Fachin indica Cármen Lúcia como relatora de código de ética do STF na primeira sessão do ano

Ministra ficará responsável por relatar proposta que busca estabelecer normas éticas para a Corte; iniciativa enfrenta resistências internas.

Publicado em 02/02/2026 às 14:56
Fachin indica Cármen Lúcia como relatora de código de ética do STF na primeira sessão do ano Reprodução

O presidente do Supremo Tribunal Federal (STF), ministro Edson Fachin, anunciou nesta terça-feira, durante a primeira sessão do ano, a nomeação da ministra Cármen Lúcia como relatora da proposta de criação de um código de ética para o tribunal.
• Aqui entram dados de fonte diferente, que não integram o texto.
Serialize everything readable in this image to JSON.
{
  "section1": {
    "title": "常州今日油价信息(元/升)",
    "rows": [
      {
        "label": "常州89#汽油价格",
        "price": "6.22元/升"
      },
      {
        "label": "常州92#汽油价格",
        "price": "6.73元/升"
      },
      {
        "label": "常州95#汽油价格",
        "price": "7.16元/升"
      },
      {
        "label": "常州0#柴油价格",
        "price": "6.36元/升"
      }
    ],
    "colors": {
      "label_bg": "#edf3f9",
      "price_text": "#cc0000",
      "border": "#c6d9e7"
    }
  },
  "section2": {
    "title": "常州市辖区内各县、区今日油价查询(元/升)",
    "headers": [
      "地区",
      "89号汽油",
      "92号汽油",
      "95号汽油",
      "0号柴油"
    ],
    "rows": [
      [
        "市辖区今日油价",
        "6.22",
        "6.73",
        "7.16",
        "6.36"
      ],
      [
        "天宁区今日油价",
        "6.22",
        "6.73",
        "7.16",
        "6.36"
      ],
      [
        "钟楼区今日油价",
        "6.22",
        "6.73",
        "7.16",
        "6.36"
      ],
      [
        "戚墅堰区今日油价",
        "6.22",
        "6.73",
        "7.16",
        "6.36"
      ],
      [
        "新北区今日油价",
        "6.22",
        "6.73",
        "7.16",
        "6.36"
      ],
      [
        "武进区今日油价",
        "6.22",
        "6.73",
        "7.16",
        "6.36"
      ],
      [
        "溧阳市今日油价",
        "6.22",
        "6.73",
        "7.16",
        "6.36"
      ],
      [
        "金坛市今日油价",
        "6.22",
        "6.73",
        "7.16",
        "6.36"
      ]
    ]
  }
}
Ao designar Cármen Lúcia para conduzir a principal proposta de sua gestão, Fachin sinaliza a continuidade do projeto, mesmo diante de pressões externas e internas. A maioria dos ministros apoia a implementação do código de ética, mas há resistências, especialmente dos ministros Alexandre de Moraes, Dias Toffoli e Gilmar Mendes, que mantêm forte interlocução com o meio político.

Em discurso no plenário, Fachin recordou episódios da ditadura militar, quando o STF foi alvo de ataques. A menção ocorreu em meio a recentes críticas externas ao tribunal, intensificadas pelas investigações do caso Banco Master, que envolvem os ministros Dias Toffoli e Alexandre de Moraes.

"Em 1965, o regime militar impôs o aumento de 11 para 16 ministros como meio de interferir no Tribunal. As ruas sabiam ao silêncio tenso da censura, enquanto a aposentadoria compulsória de ministros deixava no ar o sabor amargo da submissão do direito à força do AI-5, de 1968. Ministros foram afastados por não transigirem com o autoritarismo", afirmou Fachin.

O presidente do Supremo destacou ainda que, com a redemocratização do país, a Corte adquiriu um "perfil constitucional" e estabeleceu como meta "não errar por omissão e não ceder por conveniência, preservando assim sua própria legitimidade".